If you wish to see that horn you may journey to Castle Frohnsdorf, in Austria, where the oliphant, or ivory horn, of Roland, Markgrave of Brittany, is reverently preserved. In the more than thousand years which have passed, the metal binding of the bell has disappeared; the mouthpiece likewise is missing. In all other respects, however, the oliphant is intact. Freiherr von Wildenhag has traced the tradition attaching to this horn, and finds its authenticity to be unquestioned ; he tells us that between the years 814 and 840, in the time of Louis the Pious, the son of Charlemagne, this very horn of ivory was already known as that which had been borne by Roland. To enquire whether this ancient oliphant is that which was wound at Roncesvalles may be said to partake of the quality of an indiscretion.

At Aix, however, the visitor may admire another oliphant and be told that it was presented to Charlemagne by Ha-run-al-Rashid, Lord of Bagdad.
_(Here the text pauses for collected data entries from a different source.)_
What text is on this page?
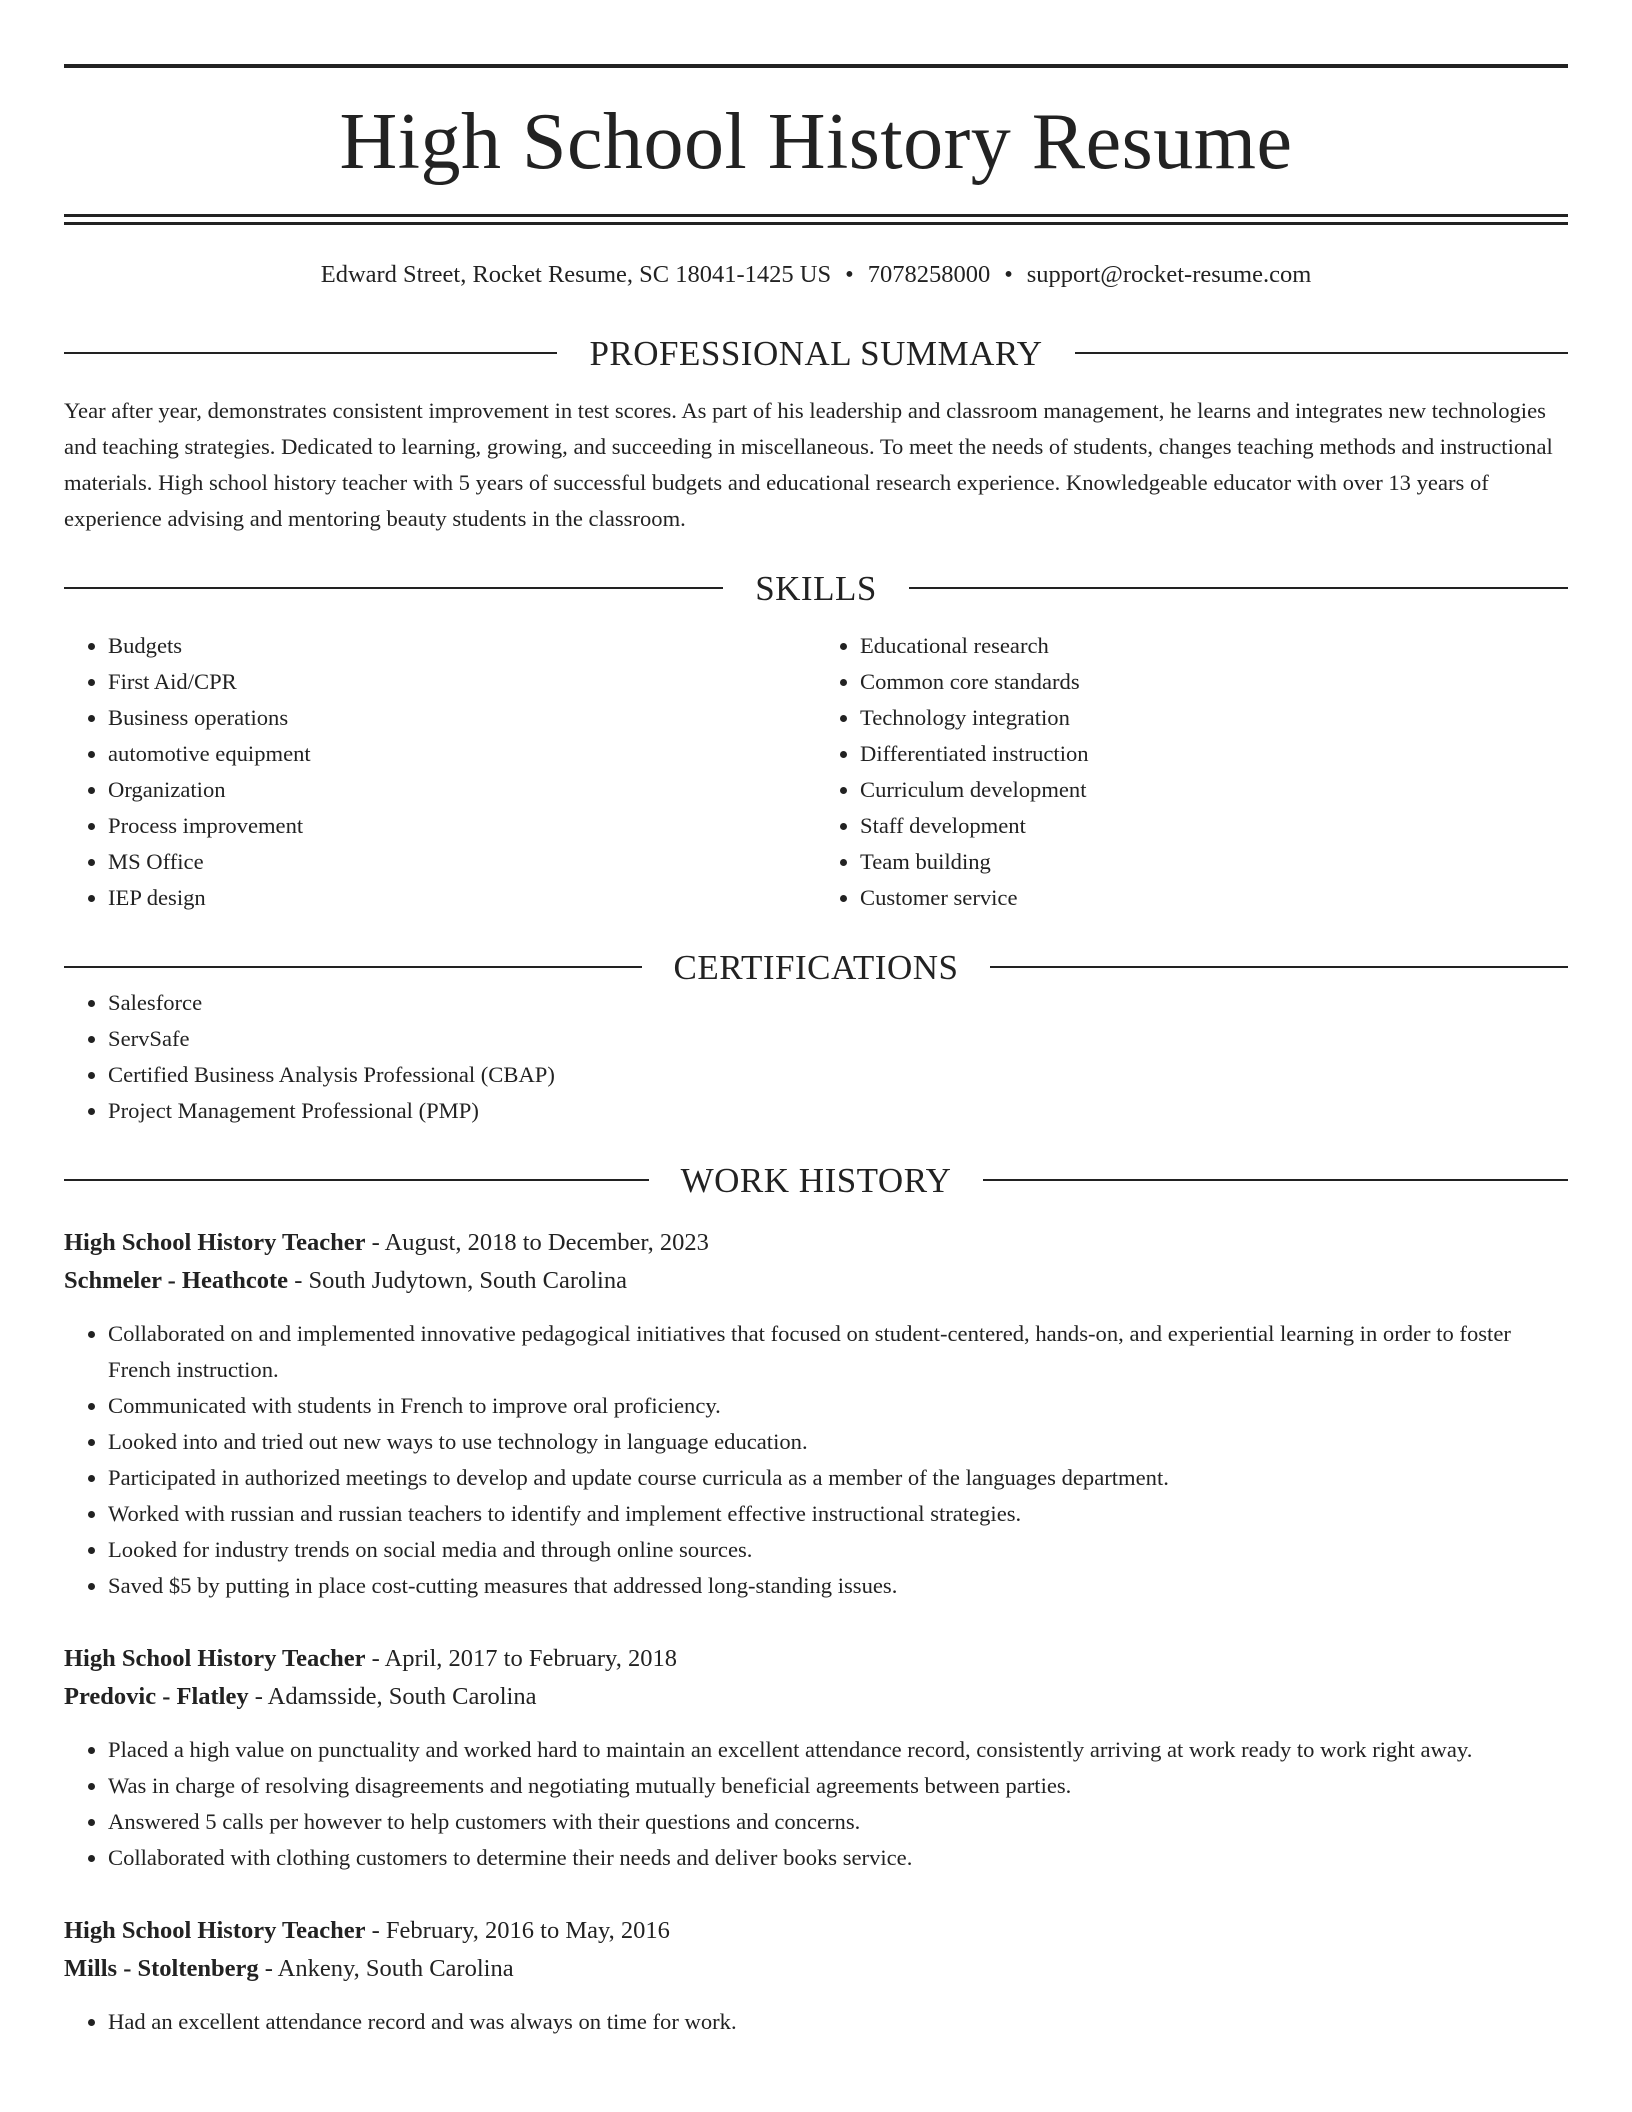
High School History Resume
Edward Street, Rocket Resume, SC 18041-1425 US • 7078258000 • support@rocket-resume.com
PROFESSIONAL SUMMARY

Year after year, demonstrates consistent improvement in test scores. As part of his leadership and classroom management, he learns and integrates new technologies and teaching strategies. Dedicated to learning, growing, and succeeding in miscellaneous. To meet the needs of students, changes teaching methods and instructional materials. High school history teacher with 5 years of successful budgets and educational research experience. Knowledgeable educator with over 13 years of experience advising and mentoring beauty students in the classroom.

SKILLS
• Budgets
• First Aid/CPR
• Business operations
• automotive equipment
• Organization
• Process improvement
• MS Office
• IEP design
• Educational research
• Common core standards
• Technology integration
• Differentiated instruction
• Curriculum development
• Staff development
• Team building
• Customer service
CERTIFICATIONS
• Salesforce
• ServSafe
• Certified Business Analysis Professional (CBAP)
• Project Management Professional (PMP)
WORK HISTORY
High School History Teacher - August, 2018 to December, 2023
Schmeler - Heathcote - South Judytown, South Carolina
• Collaborated on and implemented innovative pedagogical initiatives that focused on student-centered, hands-on, and experiential learning in order to foster French instruction.
• Communicated with students in French to improve oral proficiency.
• Looked into and tried out new ways to use technology in language education.
• Participated in authorized meetings to develop and update course curricula as a member of the languages department.
• Worked with russian and russian teachers to identify and implement effective instructional strategies.
• Looked for industry trends on social media and through online sources.
• Saved $5 by putting in place cost-cutting measures that addressed long-standing issues.
High School History Teacher - April, 2017 to February, 2018
Predovic - Flatley - Adamsside, South Carolina
• Placed a high value on punctuality and worked hard to maintain an excellent attendance record, consistently arriving at work ready to work right away.
• Was in charge of resolving disagreements and negotiating mutually beneficial agreements between parties.
• Answered 5 calls per however to help customers with their questions and concerns.
• Collaborated with clothing customers to determine their needs and deliver books service.
High School History Teacher - February, 2016 to May, 2016
Mills - Stoltenberg - Ankeny, South Carolina
• Had an excellent attendance record and was always on time for work.
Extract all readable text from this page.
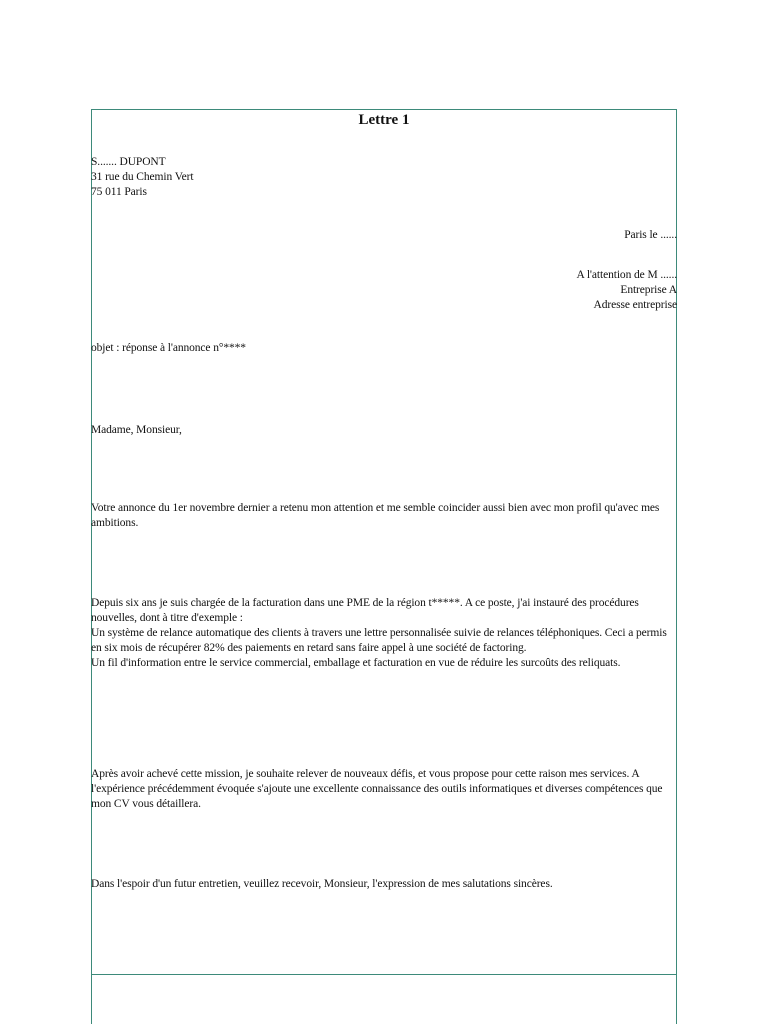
Lettre 1
S....... DUPONT
31 rue du Chemin Vert
75 011 Paris
Paris le ......
A l'attention de M ......
Entreprise A
Adresse entreprise
objet : réponse à l'annonce n°****
Madame, Monsieur,
Votre annonce du 1er novembre dernier a retenu mon attention et me semble coincider aussi bien avec mon profil qu'avec mes ambitions.
Depuis six ans je suis chargée de la facturation dans une PME de la région t*****. A ce poste, j'ai instauré des procédures nouvelles, dont à titre d'exemple :
Un système de relance automatique des clients à travers une lettre personnalisée suivie de relances téléphoniques. Ceci a permis en six mois de récupérer 82% des paiements en retard sans faire appel à une société de factoring.
Un fil d'information entre le service commercial, emballage et facturation en vue de réduire les surcoûts des reliquats.
Après avoir achevé cette mission, je souhaite relever de nouveaux défis, et vous propose pour cette raison mes services. A l'expérience précédemment évoquée s'ajoute une excellente connaissance des outils informatiques et diverses compétences que mon CV vous détaillera.
Dans l'espoir d'un futur entretien, veuillez recevoir, Monsieur, l'expression de mes salutations sincères.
It is said that an elephant accompanied the gift. There certainly was a picture of such a beast, done in embroidery, upon the shroud of Charlemagne, and one may well wonder how it came there. The horn of Saint Hubert was preserved at his abbey at Audain.

Some years ago it was my good fortune to stand on the battlements of the castle at Amboise, and in the twilight of a gentle summer’s day, to hear the French hunting horn wound in a hamlet far up the valley of the Loire. The call was passed in the still air four times from village to village within my hearing before it broke from a farmhouse directly across the silver river. The next village below then took it up, and finally the mellow note died out in the distance down the valley to the west. I turned to the kindly custodian, who had indulged my admiration of turret and finial in the slanting light of that sleepy afternoon far beyond the usual hour granted the visitor, and enquired of him what he might be able to tell me of a thing so extraordinary. He said it was a custom, and an amusement; that it was often done. He himself had never heard the call started, nor heard it end; but it was said to arise at some place far beyond Chateau Chinon, in the Nievre, and to go down to the sea, where there were ships. We talked of other things, and a short half hour later the same haunting call came travelling back, up-valley this time. I counted eight horns wound within my hearing. The custodian then went in to his supper, and left me under the soft stars of Touraine to dream of ancient things, of hue and cry, and of a man-hunt along the river in the bleak days of Fulk Nerra, that black Count of Anjou and lord of all those fair lands, who was the great-great-great-great-grandfather of Richard the Lionheart, King of England, who fought Saladin and who lies in the abbey church at Fontev-rault in the valley of the Loire.